Many early and prominent Joplin men could lay claim to the “rags to riches” story. Jesse Starr was one such man. His grit and determination carried him from the Lanyon Smelting Company in Kansas where he began working in 1876, at the age of fifteen, to the Lanyon-Starr Smelting Company that he organized in 1897.
Success continued to follow and in 1905, he organized the Conqueror Trust Company with William Houk, John Gmeiner, and Julius Becker. He served as the company’s vice-president.
Starr hired Garstang and Rea to design his Colonial Revival style house. It was completed sometime around 1903. The classic details on this home were a perfect example of what appeared on many homes built in the early part of the twentieth century. The heavily detailed cornices on the roof and porch are decorated with modillions. Other interesting features were the upper porch balustrades and upper-story bay window.
In 1936, Starr hired A.S. Greenwell to modify the structure. He created a duplex with one apartment on the upper story and one on the lower. The upper-story bay window and modillions are the few remaining details of the original design.

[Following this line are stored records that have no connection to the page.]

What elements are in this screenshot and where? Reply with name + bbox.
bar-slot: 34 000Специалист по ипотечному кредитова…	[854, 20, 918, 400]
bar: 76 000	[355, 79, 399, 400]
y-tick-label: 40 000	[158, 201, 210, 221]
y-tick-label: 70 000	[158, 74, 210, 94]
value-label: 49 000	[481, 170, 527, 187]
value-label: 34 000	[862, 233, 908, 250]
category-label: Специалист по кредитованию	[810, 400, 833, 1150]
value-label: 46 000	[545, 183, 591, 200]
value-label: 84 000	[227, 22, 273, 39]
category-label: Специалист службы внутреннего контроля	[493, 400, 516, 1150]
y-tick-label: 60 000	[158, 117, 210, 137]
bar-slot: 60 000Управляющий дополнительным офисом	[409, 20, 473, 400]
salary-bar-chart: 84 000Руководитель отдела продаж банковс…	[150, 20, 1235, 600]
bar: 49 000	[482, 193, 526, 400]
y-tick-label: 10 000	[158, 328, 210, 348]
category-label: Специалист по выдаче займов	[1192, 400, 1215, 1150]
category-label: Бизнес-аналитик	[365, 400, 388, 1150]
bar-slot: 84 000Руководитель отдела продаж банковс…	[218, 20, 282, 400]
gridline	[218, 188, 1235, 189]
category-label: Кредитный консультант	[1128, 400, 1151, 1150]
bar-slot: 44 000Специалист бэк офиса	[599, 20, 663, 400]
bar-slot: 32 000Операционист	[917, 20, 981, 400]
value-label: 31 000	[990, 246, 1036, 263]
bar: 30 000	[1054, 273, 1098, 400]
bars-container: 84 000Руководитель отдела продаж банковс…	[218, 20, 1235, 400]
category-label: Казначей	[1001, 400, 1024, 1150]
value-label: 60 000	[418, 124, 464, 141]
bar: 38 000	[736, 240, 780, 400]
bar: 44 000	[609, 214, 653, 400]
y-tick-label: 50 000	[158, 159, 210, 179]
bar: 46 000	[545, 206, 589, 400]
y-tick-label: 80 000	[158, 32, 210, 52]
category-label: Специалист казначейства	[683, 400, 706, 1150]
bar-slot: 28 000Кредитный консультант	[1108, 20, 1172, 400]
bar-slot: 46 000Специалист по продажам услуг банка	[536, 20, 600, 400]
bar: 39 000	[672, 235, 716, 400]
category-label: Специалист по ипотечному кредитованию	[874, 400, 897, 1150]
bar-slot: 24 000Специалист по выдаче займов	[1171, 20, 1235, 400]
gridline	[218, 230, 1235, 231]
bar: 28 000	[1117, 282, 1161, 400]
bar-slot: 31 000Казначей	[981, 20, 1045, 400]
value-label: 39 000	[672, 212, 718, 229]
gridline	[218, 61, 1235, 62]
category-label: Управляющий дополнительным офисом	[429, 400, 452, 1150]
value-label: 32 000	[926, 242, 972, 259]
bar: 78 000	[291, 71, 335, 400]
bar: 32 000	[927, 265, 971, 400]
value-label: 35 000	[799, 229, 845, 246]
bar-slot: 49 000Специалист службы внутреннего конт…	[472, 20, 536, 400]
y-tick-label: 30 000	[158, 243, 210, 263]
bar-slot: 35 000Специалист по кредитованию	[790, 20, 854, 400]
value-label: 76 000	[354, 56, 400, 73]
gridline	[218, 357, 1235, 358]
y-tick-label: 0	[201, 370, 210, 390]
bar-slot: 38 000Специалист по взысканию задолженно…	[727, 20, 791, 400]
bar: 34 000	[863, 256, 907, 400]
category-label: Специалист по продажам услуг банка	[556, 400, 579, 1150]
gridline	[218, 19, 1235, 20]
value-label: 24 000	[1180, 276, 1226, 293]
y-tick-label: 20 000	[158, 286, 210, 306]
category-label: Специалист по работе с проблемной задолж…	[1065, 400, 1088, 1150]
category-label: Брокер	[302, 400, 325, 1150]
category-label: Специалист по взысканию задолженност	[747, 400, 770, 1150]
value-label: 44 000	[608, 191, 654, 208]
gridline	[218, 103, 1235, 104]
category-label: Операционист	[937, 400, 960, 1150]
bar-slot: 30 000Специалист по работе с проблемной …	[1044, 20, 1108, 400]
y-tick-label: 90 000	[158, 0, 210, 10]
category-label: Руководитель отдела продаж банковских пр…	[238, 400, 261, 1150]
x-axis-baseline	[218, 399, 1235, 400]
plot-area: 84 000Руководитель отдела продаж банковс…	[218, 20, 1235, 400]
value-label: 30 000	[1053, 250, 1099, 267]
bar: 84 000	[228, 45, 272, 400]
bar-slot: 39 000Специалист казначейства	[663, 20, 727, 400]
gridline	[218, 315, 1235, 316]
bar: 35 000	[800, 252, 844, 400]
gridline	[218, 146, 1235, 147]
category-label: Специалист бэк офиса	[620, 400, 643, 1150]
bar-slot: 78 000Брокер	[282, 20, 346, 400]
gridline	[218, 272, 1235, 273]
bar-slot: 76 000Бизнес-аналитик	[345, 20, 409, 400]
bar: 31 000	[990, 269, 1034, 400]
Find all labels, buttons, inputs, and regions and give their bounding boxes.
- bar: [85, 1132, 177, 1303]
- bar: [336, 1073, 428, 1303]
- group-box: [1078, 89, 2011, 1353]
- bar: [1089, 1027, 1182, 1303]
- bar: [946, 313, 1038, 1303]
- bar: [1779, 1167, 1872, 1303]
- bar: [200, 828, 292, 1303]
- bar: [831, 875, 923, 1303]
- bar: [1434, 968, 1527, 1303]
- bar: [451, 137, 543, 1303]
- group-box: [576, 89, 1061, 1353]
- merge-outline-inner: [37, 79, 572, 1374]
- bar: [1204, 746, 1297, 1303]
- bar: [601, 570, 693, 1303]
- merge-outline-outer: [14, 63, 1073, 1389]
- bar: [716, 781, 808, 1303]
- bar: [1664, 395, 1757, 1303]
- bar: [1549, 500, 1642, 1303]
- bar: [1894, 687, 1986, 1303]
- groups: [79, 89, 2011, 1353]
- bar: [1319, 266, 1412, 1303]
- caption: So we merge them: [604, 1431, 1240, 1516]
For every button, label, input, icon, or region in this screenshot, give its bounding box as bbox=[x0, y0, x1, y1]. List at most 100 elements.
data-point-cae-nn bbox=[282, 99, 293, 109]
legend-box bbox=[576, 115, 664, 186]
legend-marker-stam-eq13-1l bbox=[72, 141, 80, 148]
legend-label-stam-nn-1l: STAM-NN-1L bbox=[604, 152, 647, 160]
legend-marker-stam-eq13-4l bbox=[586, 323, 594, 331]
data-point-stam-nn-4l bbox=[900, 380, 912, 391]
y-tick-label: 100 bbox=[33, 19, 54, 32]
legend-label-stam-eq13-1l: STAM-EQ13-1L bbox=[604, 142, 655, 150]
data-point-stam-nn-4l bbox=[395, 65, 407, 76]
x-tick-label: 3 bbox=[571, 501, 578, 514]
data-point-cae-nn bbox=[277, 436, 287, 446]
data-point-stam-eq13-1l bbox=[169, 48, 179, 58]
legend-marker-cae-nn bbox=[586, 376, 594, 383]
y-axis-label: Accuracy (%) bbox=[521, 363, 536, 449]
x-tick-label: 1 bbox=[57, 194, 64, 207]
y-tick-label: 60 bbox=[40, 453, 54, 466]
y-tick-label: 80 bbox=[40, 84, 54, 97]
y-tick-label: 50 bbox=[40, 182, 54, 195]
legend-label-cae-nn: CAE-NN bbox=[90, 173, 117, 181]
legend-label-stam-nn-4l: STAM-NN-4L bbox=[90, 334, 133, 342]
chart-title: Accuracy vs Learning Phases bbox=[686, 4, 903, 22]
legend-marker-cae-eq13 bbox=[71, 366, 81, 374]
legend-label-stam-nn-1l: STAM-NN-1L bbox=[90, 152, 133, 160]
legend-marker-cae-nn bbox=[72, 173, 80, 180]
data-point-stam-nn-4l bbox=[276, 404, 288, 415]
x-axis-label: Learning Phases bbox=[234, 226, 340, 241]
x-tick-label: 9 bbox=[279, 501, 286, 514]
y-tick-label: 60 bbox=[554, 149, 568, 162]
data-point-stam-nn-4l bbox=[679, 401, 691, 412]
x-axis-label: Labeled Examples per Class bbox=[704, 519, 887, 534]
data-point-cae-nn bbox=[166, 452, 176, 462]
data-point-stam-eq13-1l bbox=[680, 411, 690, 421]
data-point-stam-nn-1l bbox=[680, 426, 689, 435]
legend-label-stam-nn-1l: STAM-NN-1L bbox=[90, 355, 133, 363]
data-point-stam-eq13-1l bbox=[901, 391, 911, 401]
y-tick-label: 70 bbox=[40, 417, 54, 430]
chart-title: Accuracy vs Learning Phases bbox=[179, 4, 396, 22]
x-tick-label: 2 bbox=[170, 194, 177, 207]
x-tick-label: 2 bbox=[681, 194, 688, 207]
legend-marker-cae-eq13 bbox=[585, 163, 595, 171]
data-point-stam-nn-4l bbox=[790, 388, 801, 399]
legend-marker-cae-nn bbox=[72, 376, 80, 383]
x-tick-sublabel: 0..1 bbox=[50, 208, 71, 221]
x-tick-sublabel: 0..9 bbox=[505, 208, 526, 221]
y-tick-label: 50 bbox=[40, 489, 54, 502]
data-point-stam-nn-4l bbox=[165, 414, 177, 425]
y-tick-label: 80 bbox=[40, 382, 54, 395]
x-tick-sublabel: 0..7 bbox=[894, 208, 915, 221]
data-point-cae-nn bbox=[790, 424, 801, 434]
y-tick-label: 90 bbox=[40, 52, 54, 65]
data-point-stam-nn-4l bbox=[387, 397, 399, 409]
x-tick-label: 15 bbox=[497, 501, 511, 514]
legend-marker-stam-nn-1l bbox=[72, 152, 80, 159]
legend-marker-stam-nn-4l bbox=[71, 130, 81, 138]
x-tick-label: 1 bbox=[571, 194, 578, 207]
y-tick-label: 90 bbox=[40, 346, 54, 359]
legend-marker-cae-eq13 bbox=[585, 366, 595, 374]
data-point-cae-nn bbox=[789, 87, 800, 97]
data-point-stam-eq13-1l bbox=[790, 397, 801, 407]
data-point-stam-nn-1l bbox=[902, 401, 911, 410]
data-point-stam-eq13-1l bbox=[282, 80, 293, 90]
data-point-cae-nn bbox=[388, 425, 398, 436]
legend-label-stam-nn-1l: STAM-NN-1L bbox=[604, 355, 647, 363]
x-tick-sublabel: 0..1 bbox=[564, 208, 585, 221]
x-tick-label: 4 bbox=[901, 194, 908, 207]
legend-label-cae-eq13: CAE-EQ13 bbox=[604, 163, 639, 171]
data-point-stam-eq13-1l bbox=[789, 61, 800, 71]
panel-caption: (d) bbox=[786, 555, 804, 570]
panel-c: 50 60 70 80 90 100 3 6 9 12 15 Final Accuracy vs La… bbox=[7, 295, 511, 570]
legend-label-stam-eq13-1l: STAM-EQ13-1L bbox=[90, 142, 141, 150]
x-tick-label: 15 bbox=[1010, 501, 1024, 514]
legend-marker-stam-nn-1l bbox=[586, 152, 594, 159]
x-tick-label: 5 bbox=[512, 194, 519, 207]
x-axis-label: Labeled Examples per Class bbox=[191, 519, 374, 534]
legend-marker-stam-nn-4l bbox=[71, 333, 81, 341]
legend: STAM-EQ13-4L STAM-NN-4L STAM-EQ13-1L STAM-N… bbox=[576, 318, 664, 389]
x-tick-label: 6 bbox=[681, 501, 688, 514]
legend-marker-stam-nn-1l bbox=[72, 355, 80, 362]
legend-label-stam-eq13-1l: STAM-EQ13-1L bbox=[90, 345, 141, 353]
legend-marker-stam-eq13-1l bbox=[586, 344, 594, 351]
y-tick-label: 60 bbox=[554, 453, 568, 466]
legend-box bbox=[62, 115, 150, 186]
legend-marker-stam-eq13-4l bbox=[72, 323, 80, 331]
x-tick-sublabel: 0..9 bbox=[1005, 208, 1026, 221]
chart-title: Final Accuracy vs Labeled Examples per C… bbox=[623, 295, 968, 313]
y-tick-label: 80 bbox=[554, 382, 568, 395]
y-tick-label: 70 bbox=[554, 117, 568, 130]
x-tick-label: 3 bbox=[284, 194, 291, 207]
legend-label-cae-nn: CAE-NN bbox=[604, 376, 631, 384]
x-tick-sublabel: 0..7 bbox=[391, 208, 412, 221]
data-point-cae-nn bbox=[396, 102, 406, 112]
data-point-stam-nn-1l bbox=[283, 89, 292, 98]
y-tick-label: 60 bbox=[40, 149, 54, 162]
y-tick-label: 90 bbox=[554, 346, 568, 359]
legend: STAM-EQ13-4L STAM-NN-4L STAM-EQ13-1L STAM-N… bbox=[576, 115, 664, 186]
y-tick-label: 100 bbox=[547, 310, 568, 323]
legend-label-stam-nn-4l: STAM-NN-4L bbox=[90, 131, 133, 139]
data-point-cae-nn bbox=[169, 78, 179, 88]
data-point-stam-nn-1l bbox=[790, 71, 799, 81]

Mr. Starr (1865-1945) was a self-made man who developed million-dollar industries in
mining, gas leases, real estate holdings, and financial institutions. He contributed
considerable amount of money to charity anonymously. Myrtle Rosa Spicer (1865-1915)
was his first wife, and his second wife was Frances Hayes (1877-1943). Mr. Starr had a
summer home in Ephraim, Wisconsin and spent winters in Miami, Florida, where he owned
apartment houses and business lots. He died at his Joplin home.